Gaining approximately 2 kg over the holidays isn’t the problem, the real problem is that most of us will lose only half of this weight mid-year and before you know it, the year-end holiday is around the corner. What this means is that in 10 years or less, the average adult will gain 10 kg or even more depending on how their lifestyle changes.
Now we know that the ‘new year’ weight loss resolution never really falls through – firstly because exercise not supported by nutrition does not keep the weight off and secondly because most people never really follow through. Life happens, the weight loss plan or going to the gym becomes too rigid, it no longer fits into your daily routine and you just yearn to live a ‘normal’ life.
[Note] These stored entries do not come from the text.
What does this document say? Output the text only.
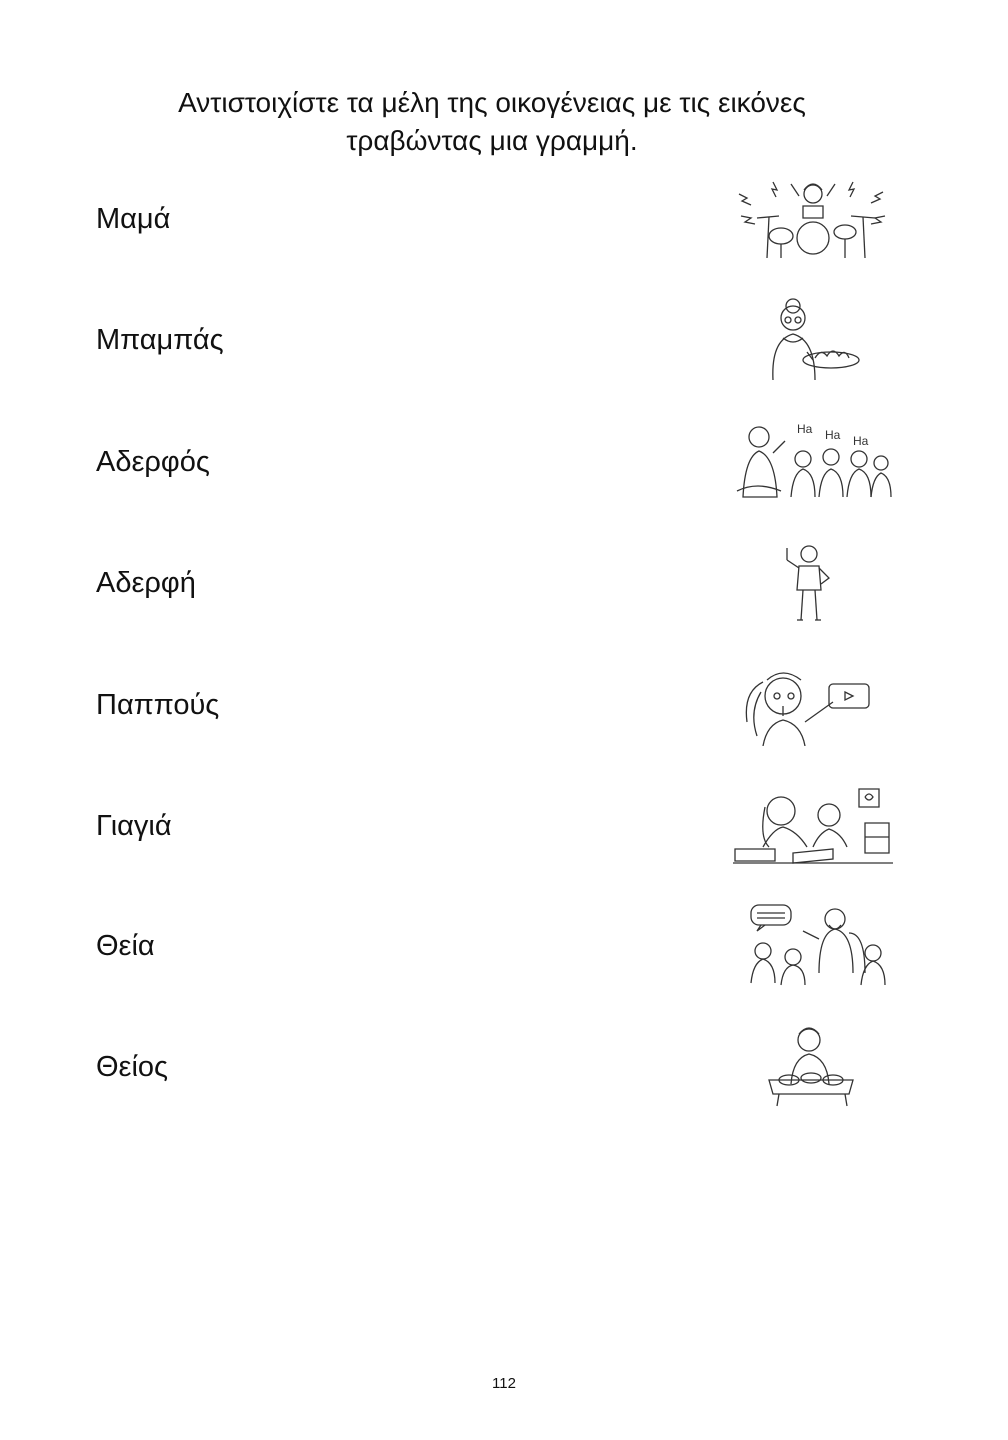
Αντιστοιχίστε τα μέλη της οικογένειας με τις εικόνες
τραβώντας μια γραμμή.
Μαμά
Μπαμπάς
Αδερφός
Αδερφή
Παππούς
Γιαγιά
Θεία
Θείος
Ha Ha Ha
112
So, what should you be doing instead? Focus on self-care through nutrition. If you already have your lifestyle set up to support you in a manner that allows for – feeding your body with intention 80% of the time and moving your body regularly, that weight is bound to get off. Note that it is natural to experience body weight fluctuations of 2 kg or less every now & then. It does not mean you have gained weight.
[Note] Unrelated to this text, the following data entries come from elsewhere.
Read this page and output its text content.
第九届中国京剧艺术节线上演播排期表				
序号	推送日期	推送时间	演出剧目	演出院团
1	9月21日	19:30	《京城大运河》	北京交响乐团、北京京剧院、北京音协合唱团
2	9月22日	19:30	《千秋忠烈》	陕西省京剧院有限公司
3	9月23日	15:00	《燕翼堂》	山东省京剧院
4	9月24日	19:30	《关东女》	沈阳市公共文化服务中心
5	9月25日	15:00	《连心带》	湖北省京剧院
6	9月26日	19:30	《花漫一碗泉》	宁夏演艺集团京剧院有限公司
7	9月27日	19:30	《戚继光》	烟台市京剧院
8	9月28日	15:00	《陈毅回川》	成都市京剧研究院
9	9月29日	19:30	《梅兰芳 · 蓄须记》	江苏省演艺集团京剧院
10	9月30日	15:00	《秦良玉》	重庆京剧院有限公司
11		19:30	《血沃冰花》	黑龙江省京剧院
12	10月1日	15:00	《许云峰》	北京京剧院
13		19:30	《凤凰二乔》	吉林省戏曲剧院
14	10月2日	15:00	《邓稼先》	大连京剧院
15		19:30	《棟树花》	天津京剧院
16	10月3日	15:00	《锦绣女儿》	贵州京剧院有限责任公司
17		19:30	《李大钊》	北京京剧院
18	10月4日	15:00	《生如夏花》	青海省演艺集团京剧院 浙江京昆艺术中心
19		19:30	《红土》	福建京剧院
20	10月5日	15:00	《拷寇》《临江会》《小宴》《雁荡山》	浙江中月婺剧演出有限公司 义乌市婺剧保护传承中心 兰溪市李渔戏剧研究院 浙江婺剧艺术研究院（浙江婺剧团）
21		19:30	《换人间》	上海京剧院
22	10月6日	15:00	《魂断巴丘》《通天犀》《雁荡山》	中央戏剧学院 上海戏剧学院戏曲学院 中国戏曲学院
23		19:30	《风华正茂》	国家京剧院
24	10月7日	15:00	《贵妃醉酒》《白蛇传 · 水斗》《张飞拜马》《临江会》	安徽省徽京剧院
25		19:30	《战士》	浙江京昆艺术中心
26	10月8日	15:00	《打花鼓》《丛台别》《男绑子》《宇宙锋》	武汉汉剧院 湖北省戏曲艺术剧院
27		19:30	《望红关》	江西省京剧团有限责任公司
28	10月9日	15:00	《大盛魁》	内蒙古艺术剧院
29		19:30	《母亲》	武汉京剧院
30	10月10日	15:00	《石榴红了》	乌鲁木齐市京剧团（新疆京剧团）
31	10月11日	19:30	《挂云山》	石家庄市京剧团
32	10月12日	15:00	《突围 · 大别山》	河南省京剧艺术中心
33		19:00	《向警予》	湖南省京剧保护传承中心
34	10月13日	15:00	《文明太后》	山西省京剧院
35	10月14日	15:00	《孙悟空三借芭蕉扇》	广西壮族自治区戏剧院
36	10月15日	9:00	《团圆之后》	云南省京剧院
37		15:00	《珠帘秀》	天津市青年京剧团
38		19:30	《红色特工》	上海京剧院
Did I gain weight over the holidays? I sure did. Have I lost it? Yes.
I walk an average of 6000 steps weekly by choice, I host live workout sessions on my social media pages (it’s just for 10 minutes and fun too, be sure to check it out) and for those on my programs while making time to attend classes at the gym. It’s easy to infer that the weight loss happened because I work out. That is not true. If your nutrition is poor and you are killing yourself at the gym – you will end up gaining more weight.
I was not fixated on this holiday weight gain but I put more focus into just being my best self – being intentional about how I feed myself, how I move my body joyfully and caring for myself overall.
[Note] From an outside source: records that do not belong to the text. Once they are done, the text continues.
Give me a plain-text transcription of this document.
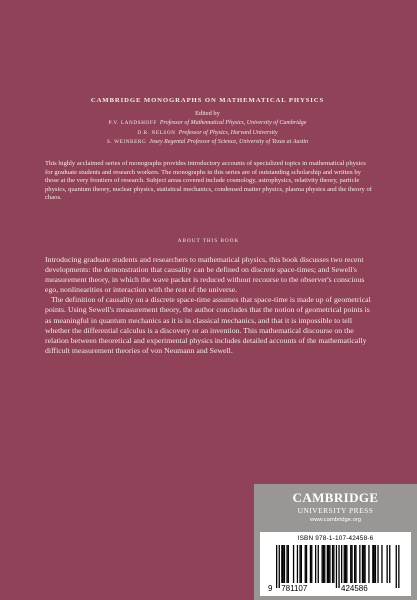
CAMBRIDGE MONOGRAPHS ON MATHEMATICAL PHYSICS

Edited by
P.V. LANDSHOFF Professor of Mathematical Physics, University of Cambridge
D.R. NELSON Professor of Physics, Harvard University
S. WEINBERG Josey Regental Professor of Science, University of Texas at Austin

This highly acclaimed series of monographs provides introductory accounts of specialized topics in mathematical physics for graduate students and research workers. The monographs in this series are of outstanding scholarship and written by those at the very frontiers of research. Subject areas covered include cosmology, astrophysics, relativity theory, particle physics, quantum theory, nuclear physics, statistical mechanics, condensed matter physics, plasma physics and the theory of chaos.

ABOUT THIS BOOK

Introducing graduate students and researchers to mathematical physics, this book discusses two recent developments: the demonstration that causality can be defined on discrete space-times; and Sewell's measurement theory, in which the wave packet is reduced without recourse to the observer's conscious ego, nonlinearities or interaction with the rest of the universe.

The definition of causality on a discrete space-time assumes that space-time is made up of geometrical points. Using Sewell's measurement theory, the author concludes that the notion of geometrical points is as meaningful in quantum mechanics as it is in classical mechanics, and that it is impossible to tell whether the differential calculus is a discovery or an invention. This mathematical discourse on the relation between theoretical and experimental physics includes detailed accounts of the mathematically difficult measurement theories of von Neumann and Sewell.

CAMBRIDGE

UNIVERSITY PRESS

www.cambridge.org

ISBN 978-1-107-42458-6
9 781107	424586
Here’s the thing: beyond the weight loss plans and gym memberships if you are not intent on using nutrition and movement as a powerful form of self-care for your body, you will find yourself on an unending weight loss lifestyle that pursues thinness with everything in you while missing out on living life fully.
The question is how you live your life 355 days a year (assuming your holiday was for 10 days)?
Are you one of those people who spend money on weight loss plans and never to be used gym memberships every new year? Imagine the travel memories you could create with all that money if you focused on living intentionally rather than being sporadic about food and exercise?
I’m challenging you today to think about how you have used food and exercise to care for yourself?
Have you been using exercise to punish yourself for overeating, to pay penance for being bad with food? How has that served you? How does it make you feel? Does it in anyway improve or diminish your self-worth?
Start today to engage in self-care practices, keep it simple.
Ask yourself? How can I move my body in a way that serves me best? In a way I truly enjoy? Remember that it does not have to be what everyone else is doing to be effective. And then with food, pay attention to what foods best serve you – energy and emotion wise.
Focus on self-care not self-control, you deserve that much and more.